# Компьютерные технологии > Железо (hardware) > Общие вопросы >  Не запускается компьютер!

## CBF

Здравствуйте.
Такая пробема.
Перестал запускаться компьютер.Нажимаю кнопку Пуск, никакой реакции.Вентиляторы не работают.Ни один.
Началось всё с того, что появились какие то тонкие серые полосы на экране, котырые перемещапись при наведении на них мыши. 

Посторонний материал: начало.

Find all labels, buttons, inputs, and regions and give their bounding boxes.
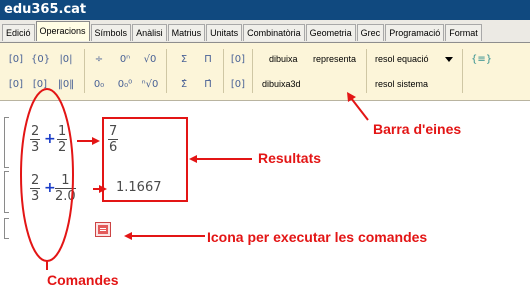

Исправлялась эта проблема переключением интерфейса в упрощеный режим и обратно. Так продолжалось несколько месяцев.Я особенно 

не обращал на это вниминие, думал, что это от недостатка памяти - всего 1Gb.Но как то раз на экране начали появляться 

разноцветные точки красного,синего желтого цветов.При навелении на них указателя мыши они слегка начинали двигаться.После,во 

время перезагрузки,такие же точки появились на заставке мат платы.После этого операционная система не загрузилась.Черный 

экран.
После чего компюютер проработал некоторое время в режиме BIOS.Я хотел посмотреть повысится ли температура.За это время 

количество точек увеличилосю настолько,что на экране почти ничего не стало видно.Температура повысилась: процессора с 38 до 

43 градусов, а материнской платы с 62 до 72.Вентиляторы поцессора, мат платы и блока питния работали нормально.
Потом я отвлекся.Когда вернулся,компьютер вообще не работал.Первая мысль была о видеокарте.Когда ее снял увидел, что 

вентилятор карты сорвался с ножек,котрые оплавились и держался на проводах.Припаял вентилятор обратно.Поставил карту на 

место.Вентилятор не работает.Компьютер не запускается.Пыли внутри системного блока мало.
В чем может быть причина того, что компьютер не запускается? Может ли компьютер запуститься со снятой видеокартой? Может ли 

помочь замена видеокарты?

Система:
Материнская плата Asus P5B
Процессор Intel Core 2 Duo E6600
Видеокарта NVidia GeForce 7900GT
Windows 7

Очень нужна ваша помощь.

----------


## Cheechako

Вообще-то ответ содержится в самом вопросе - скорее всего проблема с видеокартой, как минимум нужно *заменить* вентилятор (хотя судя по _оплавленному_ вентилятору, уже поздно).
При включении без видеокарты BIOS должен об этом сообщить.

----------


## CBF

То есть,компьютер должен запуститься даже если видеокарта сгорела?
У меня он не запустился вообще.
Так в чем же может быть проблема?

----------


## Cheechako

Компьютер должен начать работать *без* карты, поскольку неизвестно, насколько она могла выйти из строя (в принципе нельзя исключить каких-то замыканий, хотя бы в вентиляторе); и "начать" в смысле попытки прохождения POST'а, в ходе которого звуковая сигнализация сообщит об ошибке.

----------


## CBF

Спасибо за ответы.Еще вопросы.
Значит коппьютер не запускается не из из карты, а по какой другой причине?
Что это может быть?
Может сразу заменит карту?

----------


## Cheechako

> ...сразу заменит карту?...


Если без карты BIOS сообщает только о её отсутствии, то да. В противном случае проверить питание/контакты (мало ли что могло произойти при удалении/установке карты :confused:).

----------


## CBF

А если обнулить Биос?

----------